Eppure nei luoghi dove vengono prese le decisioni, si continua a guardare nella direzione sbagliata: «I controlli negli aeroporti sono accuratissimi, quelli relativi agli sbarchi sono sommari», ha detto in Senato Paolo Tosato, Lega Nord, davanti al ministro della Salute, Beatrice Lorenzin. È vero l’esatto contrario. L’aeroporto di Bruxelles, che come Parigi e Londra mantiene collegamenti con i Paesi colpiti, è un esempio. Ci si fida del controllo della temperatura corporea sui passeggeri in Liberia prima della partenza e non si fa nulla al loro arrivo. Tra l’altro il ministero della Salute deve ancora chiarire se un caso sospetto ad alto rischio va trasferito immediatamente al “Sacco” o allo “Spallanzani”, o soltanto dopo la conferma del contagio.
«È importante avere una procedura pronta, anche per lo scenario pessimistico. Questa malattia è una minaccia seria e in questo momento rappresenta un dramma epocale per i tre Paesi colpiti. È su questi tre Paesi che dovrebbe concentrarsi lo sforzo della comunità internazionale», spiega Zeno Bisoffi: «Il caso sporadico in Europa può capitare. Ma al momento, il rischio di un’epidemia di Ebola in Italia o in un Paese europeo ha probabilità zero. Prevedere lo scenario dei prossimi mesi è difficile. Un’epidemia si diffonde se ogni caso genera a sua volta più di un caso secondario. Altrimenti tende a esaurirsi. Nell’attuale epidemia di Ebola si stima che in assenza di misure di controllo ogni caso dia origine a quasi due nuovi malati: 1,8 per l’esattezza».
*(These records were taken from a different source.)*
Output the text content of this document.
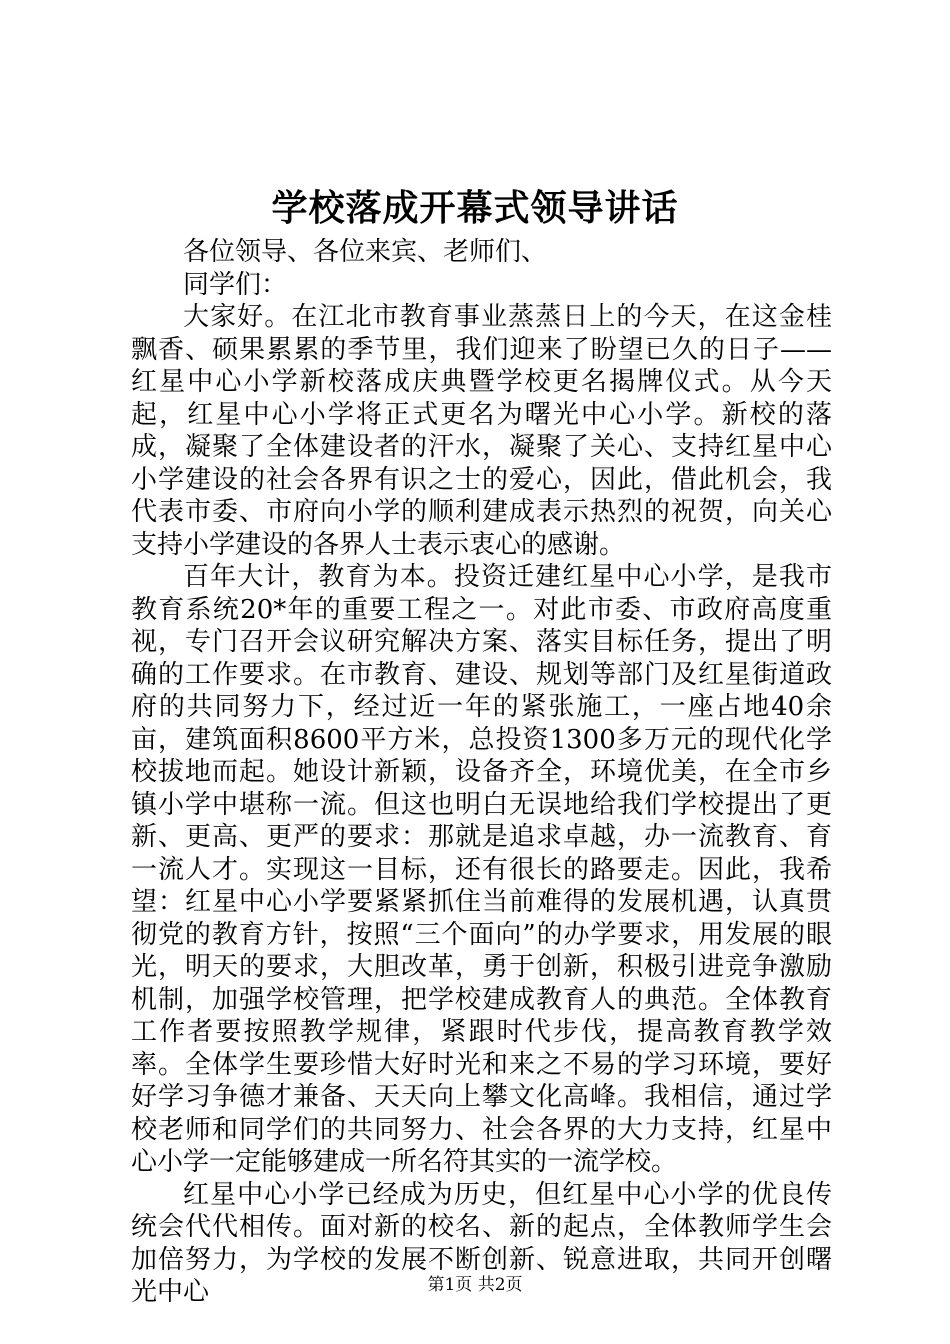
学校落成开幕式领导讲话

各位领导、各位来宾、老师们、

同学们：

大家好。在江北市教育事业蒸蒸日上的今天，在这金桂飘香、硕果累累的季节里，我们迎来了盼望已久的日子——红星中心小学新校落成庆典暨学校更名揭牌仪式。从今天起，红星中心小学将正式更名为曙光中心小学。新校的落成，凝聚了全体建设者的汗水，凝聚了关心、支持红星中心小学建设的社会各界有识之士的爱心，因此，借此机会，我代表市委、市府向小学的顺利建成表示热烈的祝贺，向关心支持小学建设的各界人士表示衷心的感谢。

百年大计，教育为本。投资迁建红星中心小学，是我市教育系统20*年的重要工程之一。对此市委、市政府高度重视，专门召开会议研究解决方案、落实目标任务，提出了明确的工作要求。在市教育、建设、规划等部门及红星街道政府的共同努力下，经过近一年的紧张施工，一座占地40余亩，建筑面积8600平方米，总投资1300多万元的现代化学校拔地而起。她设计新颖，设备齐全，环境优美，在全市乡镇小学中堪称一流。但这也明白无误地给我们学校提出了更新、更高、更严的要求：那就是追求卓越，办一流教育、育一流人才。实现这一目标，还有很长的路要走。因此，我希望：红星中心小学要紧紧抓住当前难得的发展机遇，认真贯彻党的教育方针，按照“三个面向”的办学要求，用发展的眼光，明天的要求，大胆改革，勇于创新，积极引进竞争激励机制，加强学校管理，把学校建成教育人的典范。全体教育工作者要按照教学规律，紧跟时代步伐，提高教育教学效率。全体学生要珍惜大好时光和来之不易的学习环境，要好好学习争德才兼备、天天向上攀文化高峰。我相信，通过学校老师和同学们的共同努力、社会各界的大力支持，红星中心小学一定能够建成一所名符其实的一流学校。

红星中心小学已经成为历史，但红星中心小学的优良传统会代代相传。面对新的校名、新的起点，全体教师学生会加倍努力，为学校的发展不断创新、锐意进取，共同开创曙光中心	第1页 共2页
Nei tre Paesi colpiti, si valuta che soltanto il 40 per cento dei contagi venga diagnosticato. La maggioranza dei pazienti rimane sconosciuta. «Ciascun malato isolato, genera molto meno di un nuovo caso», continua Bisoffi: «Quindi tutto si gioca sulla capacità di aumentare il raggio d’azione delle misure di controllo, per raggiungere sempre più pazienti che altrimenti continuerebbero a essere fonti di nuovi casi».
Nello scenario peggiore, l’epidemia continuerà per molti mesi e potrebbe arrivare a centinaia di migliaia di malati in meno di un anno: «In questa eventualità sarebbe, a mio avviso, difficile contenerla in Africa nei tre Paesi e tenderebbe a diffondersi in altri, con conseguente cambiamento di scenario anche per l’Europa. Nello scenario più ottimistico, si può invece prevedere che l’epidemia raggiunga il suo acme e cominci a declinare. Questo però richiede ingenti aiuti e stanziamenti di fondi. Non è per caso che Ebola si diffonda proprio nei Paesi con i sistemi sanitari più disastrati: quando avviene l’emergenza, le risorse necessarie per fronteggiarla sono ordini di grandezza superiori rispetto a quanto sarebbe costato aiutare questi Paesi a creare una rete sanitaria di livello accettabile e accessibile alla popolazione».